Setelah wafatnya H Zarkasyie, YPI Al-Amin dilanjutkan oleh putranya, KH Wawan Setiawan. Di tangannya, YPI Al-Amin melakukan berbagai inovasi. Santri tidak hanya diajarkan pendidikan secara formal, tetapi juga pendidikan secara keterampilan. KH Wawan yang alumni Mesir dapat membuka jalur ekspor bordir Tjiwulan sampai ke Timur Tengah. Kemajuan ini yang juga sedikit banyak berpengaruh membuat Pesantren Al-Amin mampu melakukan inovasi di atas.
 
Meskipun lahir dari rahim bisnis. Pesantren Al-Amin tetap mendahulukan nilai-nilai kepesantrenan. Santri Al-Amin yang berjumlah 794 orang tetap mendapatkan pengajian kitab-kitab kuning. Pada paginya mereka mendapatkan asupan pendidikan formal, siang sampai malamnya mereka mendapat ilmu-ilmu kepesantrenan.
 
"Adapun bordir yang menjadi usaha 'penopang' pengembangan pesantren menjadi salah satu 'isi kurikulum' pendidikan bagi para santri. Karenanya, selain mendapatkan ilmu ilmiah, para santri juga dapat mendapat ilmu keterampilan seputar penjualan, menjahit, bordir, dan garmen," sebut Husen dalam buku yang berdasarkan peneli.
 
Hampir empat puluh tahun sudah usaha border Tjiwulan maupun lembaga berdiri. Garmen dan usaha keterampilan bordir masih menjadi fondasi berdirinya Pesantren Al-Amin khususnya dan Yayasan Al-Amin pada umumnya. Bahkan, kini melebarkan sayap kebermanfaatannya dengan membuka unit-unit lainnya, semisal bimbingan Ibadah Haji dan Umrah, pendidikan kewirausahaan masyarakat, pendampingan usaha keluarga berbasis pengrajin bordir, sampai bekerjasama dengan instansi pemerintahan guna menyelenggarakan balai pelatihan kerja.

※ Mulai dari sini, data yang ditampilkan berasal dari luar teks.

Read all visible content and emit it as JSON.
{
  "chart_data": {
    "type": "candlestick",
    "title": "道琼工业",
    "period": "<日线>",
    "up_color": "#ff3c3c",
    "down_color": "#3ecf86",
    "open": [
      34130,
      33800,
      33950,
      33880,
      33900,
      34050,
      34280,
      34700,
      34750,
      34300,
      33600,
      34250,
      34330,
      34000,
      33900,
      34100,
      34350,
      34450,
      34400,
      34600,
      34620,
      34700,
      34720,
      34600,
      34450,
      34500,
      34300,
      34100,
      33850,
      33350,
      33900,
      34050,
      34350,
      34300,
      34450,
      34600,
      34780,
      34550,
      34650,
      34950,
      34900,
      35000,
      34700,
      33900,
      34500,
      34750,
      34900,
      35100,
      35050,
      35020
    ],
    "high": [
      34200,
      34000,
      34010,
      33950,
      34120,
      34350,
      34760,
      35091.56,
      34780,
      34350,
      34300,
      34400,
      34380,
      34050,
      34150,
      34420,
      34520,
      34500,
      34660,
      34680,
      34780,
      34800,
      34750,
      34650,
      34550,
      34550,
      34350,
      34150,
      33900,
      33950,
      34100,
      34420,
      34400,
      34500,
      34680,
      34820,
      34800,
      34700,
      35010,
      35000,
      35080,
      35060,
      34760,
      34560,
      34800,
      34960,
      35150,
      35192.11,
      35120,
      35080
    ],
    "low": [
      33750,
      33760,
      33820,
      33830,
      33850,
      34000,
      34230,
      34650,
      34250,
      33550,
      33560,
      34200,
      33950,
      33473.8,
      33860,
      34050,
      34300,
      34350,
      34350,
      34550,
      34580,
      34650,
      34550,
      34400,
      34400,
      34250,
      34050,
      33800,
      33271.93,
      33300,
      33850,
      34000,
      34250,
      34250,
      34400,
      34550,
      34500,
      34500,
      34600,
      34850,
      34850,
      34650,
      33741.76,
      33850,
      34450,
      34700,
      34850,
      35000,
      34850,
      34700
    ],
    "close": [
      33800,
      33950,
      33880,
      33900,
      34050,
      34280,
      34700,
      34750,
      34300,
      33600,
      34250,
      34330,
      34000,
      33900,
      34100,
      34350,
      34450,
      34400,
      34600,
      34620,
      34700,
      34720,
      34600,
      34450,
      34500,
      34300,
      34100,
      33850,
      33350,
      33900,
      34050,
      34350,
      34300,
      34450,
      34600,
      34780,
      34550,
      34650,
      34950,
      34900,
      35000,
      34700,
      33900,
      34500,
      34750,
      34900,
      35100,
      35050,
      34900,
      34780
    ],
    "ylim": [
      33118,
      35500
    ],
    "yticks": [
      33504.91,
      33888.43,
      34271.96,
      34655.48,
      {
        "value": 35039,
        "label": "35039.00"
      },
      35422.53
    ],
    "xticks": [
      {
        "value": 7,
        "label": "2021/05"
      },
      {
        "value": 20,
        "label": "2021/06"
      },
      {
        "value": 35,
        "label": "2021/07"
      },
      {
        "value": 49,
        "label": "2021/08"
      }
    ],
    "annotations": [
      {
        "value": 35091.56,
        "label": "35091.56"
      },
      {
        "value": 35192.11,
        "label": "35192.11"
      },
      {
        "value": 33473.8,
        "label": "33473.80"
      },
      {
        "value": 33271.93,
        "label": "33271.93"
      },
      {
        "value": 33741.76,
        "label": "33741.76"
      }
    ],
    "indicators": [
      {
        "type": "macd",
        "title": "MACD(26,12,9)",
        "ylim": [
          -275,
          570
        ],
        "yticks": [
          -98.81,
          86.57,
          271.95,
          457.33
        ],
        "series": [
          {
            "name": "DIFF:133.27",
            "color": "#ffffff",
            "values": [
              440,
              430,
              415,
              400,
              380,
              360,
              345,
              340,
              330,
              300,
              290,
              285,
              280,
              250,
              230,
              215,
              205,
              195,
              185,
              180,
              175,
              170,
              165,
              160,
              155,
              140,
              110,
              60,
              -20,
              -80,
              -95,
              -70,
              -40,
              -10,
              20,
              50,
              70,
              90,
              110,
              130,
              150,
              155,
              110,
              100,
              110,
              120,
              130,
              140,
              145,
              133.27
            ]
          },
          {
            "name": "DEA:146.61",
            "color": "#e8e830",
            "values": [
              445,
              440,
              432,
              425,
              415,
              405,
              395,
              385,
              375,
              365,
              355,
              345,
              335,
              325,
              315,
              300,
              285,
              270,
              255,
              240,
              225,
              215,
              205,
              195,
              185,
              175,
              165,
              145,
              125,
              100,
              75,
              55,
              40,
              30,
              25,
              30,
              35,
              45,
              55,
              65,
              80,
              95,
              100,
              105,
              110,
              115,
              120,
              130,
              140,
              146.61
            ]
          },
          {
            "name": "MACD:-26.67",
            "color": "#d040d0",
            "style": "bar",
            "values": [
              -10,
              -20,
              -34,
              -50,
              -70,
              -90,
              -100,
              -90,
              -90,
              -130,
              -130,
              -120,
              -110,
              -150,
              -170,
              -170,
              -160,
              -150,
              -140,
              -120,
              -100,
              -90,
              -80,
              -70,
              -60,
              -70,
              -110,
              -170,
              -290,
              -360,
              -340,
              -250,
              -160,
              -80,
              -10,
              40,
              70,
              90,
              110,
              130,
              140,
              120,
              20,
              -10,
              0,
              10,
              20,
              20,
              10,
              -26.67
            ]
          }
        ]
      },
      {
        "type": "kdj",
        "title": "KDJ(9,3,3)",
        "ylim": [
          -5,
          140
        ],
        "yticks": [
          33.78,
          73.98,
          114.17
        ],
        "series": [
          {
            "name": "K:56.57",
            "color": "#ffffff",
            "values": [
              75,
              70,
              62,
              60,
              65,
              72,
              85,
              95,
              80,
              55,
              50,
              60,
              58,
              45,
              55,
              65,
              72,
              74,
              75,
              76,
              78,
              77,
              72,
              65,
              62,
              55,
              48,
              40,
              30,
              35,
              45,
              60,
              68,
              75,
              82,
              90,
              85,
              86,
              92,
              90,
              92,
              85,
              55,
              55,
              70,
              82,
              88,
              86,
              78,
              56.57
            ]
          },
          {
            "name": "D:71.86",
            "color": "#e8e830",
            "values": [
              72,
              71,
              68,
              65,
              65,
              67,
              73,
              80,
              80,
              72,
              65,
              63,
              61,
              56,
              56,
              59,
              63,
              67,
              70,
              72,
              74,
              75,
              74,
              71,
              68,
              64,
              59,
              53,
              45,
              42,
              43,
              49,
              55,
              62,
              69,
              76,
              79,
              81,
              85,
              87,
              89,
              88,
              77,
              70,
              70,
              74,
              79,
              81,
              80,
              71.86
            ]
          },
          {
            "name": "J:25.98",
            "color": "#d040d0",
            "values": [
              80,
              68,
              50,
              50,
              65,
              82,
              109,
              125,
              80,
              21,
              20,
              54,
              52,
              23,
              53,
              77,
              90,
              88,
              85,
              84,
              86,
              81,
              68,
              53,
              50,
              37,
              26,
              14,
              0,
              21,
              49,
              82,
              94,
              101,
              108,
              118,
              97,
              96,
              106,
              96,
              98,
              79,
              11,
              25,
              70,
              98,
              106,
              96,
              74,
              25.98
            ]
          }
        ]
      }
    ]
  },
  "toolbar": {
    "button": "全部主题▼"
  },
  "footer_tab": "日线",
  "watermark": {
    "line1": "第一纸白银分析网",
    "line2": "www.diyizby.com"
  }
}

Kehadiran Pesantren Al-Amin membuat ekonomi masyarakat dapat terbantu, Pesantren yang juga membuka lembaga pendidikannya tidak hanya bagi santri yang mukim, menjadi solusi lembaga pendidikan keagamaan bagi masyarakat yang memerlukannya. Hingga kini, pembangunan sarana dan fasilitas sampai gaji karyawan Pesantren dapat terus berjalan dengan mandiri. Pengembangan usaha kerajinan bordir dan pengembangan industri garmen yang berintegrasi dengan pendidikan pesantren telah memberikan kemandirian Al-Amin. Tak hanya soal kemandirian pendidikan tetapi juga kemandirian ekonomi.
 
Kemandirian ekonomi membawa nilai manfaat untuk aktivitas pendidikan Islam. Sebaliknya aktivitas pendidikan Islam memberi manfaat bagi perusahaan yang telah diwarnai oleh kultur dan tradisi keislaman dan kepesantrenan.